Y si lo que ha querido es tener mucho dinero, lo sería llegar a ser millonario.
Y si lo que ha pretendido es ser famoso, lo sería que fuera conocido por la
mayoría de los miembros de la sociedad.
Generalmente, casi nadie tiene un
fin tan claro y tan limitado, y el que lo tiene no suele reconocerlo, porque
resulta estúpido a los ojos de los demás, dado que existe la convicción social aparente
de que lo natural es gestionar adecuadamente un conjunto de fines menores para
conseguir el fin último de la felicidad, de que es posible, por ejemplo,
intentar llegar a lo máximo en el campo profesional y de esa manera tener dinero
más que suficiente y ser conocido, e incluso reconocido, por sus conciudadanos,
todo lo cual le supondrá el mayor grado de satisfacción, que es lo más parecido
a la felicidad.
Pero la felicidad es un estado
demasiado vago poco como para que pueda hacerse ostentación de él o para que de
él se pueda obtener el reconocimiento social, de modo que lo que la sociedad
reconoce en realidad son los indicios que muestran los fines menores, porque
supone que quien los ha conseguido debe estar satisfecho por ello, es decir,
que quien ha triunfado en el campo profesional debe haberlo hecho también en el
vital, lo mismo que quien ha conseguido hacer mucho dinero, o quien ha obtenido
la fama y/o la admiración de sus vecinos.
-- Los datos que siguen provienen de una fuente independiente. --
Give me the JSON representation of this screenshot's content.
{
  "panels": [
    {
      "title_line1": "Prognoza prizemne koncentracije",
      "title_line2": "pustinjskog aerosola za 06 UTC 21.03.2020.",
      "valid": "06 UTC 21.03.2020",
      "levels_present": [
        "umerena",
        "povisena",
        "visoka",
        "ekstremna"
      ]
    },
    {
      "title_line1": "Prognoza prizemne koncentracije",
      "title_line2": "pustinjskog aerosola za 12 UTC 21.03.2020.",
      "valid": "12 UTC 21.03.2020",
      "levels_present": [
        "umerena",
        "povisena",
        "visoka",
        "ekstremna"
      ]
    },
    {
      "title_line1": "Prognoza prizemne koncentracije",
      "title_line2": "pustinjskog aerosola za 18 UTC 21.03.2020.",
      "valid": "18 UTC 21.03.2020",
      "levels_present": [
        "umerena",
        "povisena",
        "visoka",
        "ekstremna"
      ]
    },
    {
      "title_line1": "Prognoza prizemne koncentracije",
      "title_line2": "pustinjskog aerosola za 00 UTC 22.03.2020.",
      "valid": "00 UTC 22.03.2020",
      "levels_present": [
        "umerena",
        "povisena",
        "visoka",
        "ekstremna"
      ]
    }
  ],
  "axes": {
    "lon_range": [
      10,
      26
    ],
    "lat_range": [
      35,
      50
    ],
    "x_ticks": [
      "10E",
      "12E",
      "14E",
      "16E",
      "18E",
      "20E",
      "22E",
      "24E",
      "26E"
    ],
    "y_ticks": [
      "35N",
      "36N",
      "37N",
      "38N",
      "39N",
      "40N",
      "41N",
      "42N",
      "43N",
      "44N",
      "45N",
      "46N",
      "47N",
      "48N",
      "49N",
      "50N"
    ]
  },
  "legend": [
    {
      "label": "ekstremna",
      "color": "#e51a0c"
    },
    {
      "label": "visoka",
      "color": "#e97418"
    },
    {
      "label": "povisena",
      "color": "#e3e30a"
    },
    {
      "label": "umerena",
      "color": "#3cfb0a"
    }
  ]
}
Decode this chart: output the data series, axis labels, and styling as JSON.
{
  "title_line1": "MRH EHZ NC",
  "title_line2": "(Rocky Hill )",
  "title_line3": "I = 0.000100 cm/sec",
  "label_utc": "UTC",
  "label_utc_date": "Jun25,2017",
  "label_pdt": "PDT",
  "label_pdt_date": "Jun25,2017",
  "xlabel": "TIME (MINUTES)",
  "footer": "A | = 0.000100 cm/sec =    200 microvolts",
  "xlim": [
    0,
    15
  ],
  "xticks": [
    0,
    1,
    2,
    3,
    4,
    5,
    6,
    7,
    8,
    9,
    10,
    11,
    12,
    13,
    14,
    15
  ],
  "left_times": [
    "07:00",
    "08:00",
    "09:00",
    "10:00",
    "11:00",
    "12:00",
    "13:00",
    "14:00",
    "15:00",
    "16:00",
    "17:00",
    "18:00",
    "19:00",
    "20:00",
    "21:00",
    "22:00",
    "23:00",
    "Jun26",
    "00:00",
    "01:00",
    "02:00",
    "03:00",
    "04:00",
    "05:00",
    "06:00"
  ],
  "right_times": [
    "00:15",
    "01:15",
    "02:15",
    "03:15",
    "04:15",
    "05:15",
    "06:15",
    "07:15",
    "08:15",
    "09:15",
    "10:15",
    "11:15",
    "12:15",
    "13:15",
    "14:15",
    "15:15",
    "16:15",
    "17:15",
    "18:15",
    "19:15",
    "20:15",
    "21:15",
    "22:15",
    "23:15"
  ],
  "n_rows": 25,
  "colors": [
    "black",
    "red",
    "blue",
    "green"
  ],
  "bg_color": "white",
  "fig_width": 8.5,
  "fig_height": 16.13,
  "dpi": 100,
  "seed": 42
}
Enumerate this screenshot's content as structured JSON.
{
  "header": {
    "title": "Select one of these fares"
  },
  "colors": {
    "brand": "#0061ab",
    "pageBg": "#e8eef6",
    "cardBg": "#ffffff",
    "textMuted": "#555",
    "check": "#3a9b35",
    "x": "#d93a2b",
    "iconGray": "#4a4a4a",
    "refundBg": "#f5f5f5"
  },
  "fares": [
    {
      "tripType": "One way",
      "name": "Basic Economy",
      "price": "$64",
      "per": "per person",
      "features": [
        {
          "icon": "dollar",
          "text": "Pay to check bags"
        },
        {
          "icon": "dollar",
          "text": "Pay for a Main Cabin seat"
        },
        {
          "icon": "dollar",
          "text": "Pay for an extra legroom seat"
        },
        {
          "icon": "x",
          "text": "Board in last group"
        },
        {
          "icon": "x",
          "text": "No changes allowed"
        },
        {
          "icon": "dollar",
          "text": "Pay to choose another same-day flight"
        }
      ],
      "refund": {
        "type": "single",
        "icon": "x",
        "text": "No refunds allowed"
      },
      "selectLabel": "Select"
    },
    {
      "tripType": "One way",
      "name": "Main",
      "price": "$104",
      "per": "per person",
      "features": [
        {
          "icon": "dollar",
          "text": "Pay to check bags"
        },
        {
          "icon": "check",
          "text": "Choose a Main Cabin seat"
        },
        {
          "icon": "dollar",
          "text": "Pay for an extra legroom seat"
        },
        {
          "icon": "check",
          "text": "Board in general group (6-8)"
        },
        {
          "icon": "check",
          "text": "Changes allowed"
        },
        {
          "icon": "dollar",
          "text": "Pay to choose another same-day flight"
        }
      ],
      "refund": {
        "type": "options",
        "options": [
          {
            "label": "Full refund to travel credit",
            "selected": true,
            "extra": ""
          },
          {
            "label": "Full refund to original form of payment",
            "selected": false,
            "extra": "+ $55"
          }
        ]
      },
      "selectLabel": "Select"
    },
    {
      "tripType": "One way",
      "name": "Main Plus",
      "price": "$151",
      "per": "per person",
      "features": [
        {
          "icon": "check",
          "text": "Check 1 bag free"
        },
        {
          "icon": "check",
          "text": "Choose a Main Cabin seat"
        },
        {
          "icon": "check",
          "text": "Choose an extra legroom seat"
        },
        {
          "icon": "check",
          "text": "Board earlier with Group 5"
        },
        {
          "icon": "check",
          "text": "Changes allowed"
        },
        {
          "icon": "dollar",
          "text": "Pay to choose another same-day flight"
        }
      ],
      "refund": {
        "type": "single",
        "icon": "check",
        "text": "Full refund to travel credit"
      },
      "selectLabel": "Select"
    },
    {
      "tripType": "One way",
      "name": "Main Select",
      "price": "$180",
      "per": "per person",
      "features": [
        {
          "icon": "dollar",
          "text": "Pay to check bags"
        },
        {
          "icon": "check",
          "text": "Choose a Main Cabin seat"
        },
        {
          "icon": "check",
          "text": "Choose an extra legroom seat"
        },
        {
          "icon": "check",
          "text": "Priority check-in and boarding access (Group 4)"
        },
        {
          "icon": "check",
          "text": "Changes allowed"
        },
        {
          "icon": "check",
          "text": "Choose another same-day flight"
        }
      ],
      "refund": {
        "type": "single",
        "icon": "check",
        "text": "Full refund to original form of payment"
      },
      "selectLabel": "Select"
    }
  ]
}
Y ya no digo nada si ha conseguido
todo eso a la vez. En circunstancias normales de salud, el éxito vital, en fin,
acaba cuantificándose en títulos, en dinero y en premios, por no decir en las
veces que has salido en la televisión, lo cual puede resultar demoledor para la
personalidad del individuo, que puede acabar creyéndose que es lo que dicen de
él o que son amigos toda la chusma de prosélitos interesados que lo rodean.
Y si eso les pasa a las personas,
otro tanto les pasa a las agrupaciones de personas. Viene al caso esto porque
el pasado domingo estuve otra vez en la romería de San Benito de Obejo, que es a
la vez espectacular y entrañable, lo que me ha hecho reflexionar sobre la
naturaleza del éxito y sobre lo corrosivo que el éxito puede llegar a ser, a lo
que me ha ayudado también el que por estos días algunos dueños de patios de
Córdoba (recientemente declarados Patrimonio de la Humanidad por la UNESCO) hayan
pedido al Ayuntamiento de esa ciudad que les dupliquen las subvenciones para su
mantenimiento y apertura al público.
No sé cuánta gente estábamos en
la romería de San Benito, pero me atrevo a decir que no mucha y, en todo caso,
que la justa. Por eso no entiendo el afán de los periódicos del día siguiente
en asociar el éxito de la convocatoria con el número de asistentes, como si la
calidad dependiera de la cantidad. Esta obsesión por asociar el éxito del
evento con la cantidad es algo que no he entendido nunca, salvo para las
manifestaciones. En la romería de Obejo se podía aparcar el coche sin mayores
problemas, se podía tomar una cerveza sin mayores problemas en la única tasca
que había y se podía ver la procesión y la danza de las espadas sin mayores
problemas. Pero si hubiera habido una poca gente más, ya habría habido
problemas y nos habríamos sentido incómodos los asistentes.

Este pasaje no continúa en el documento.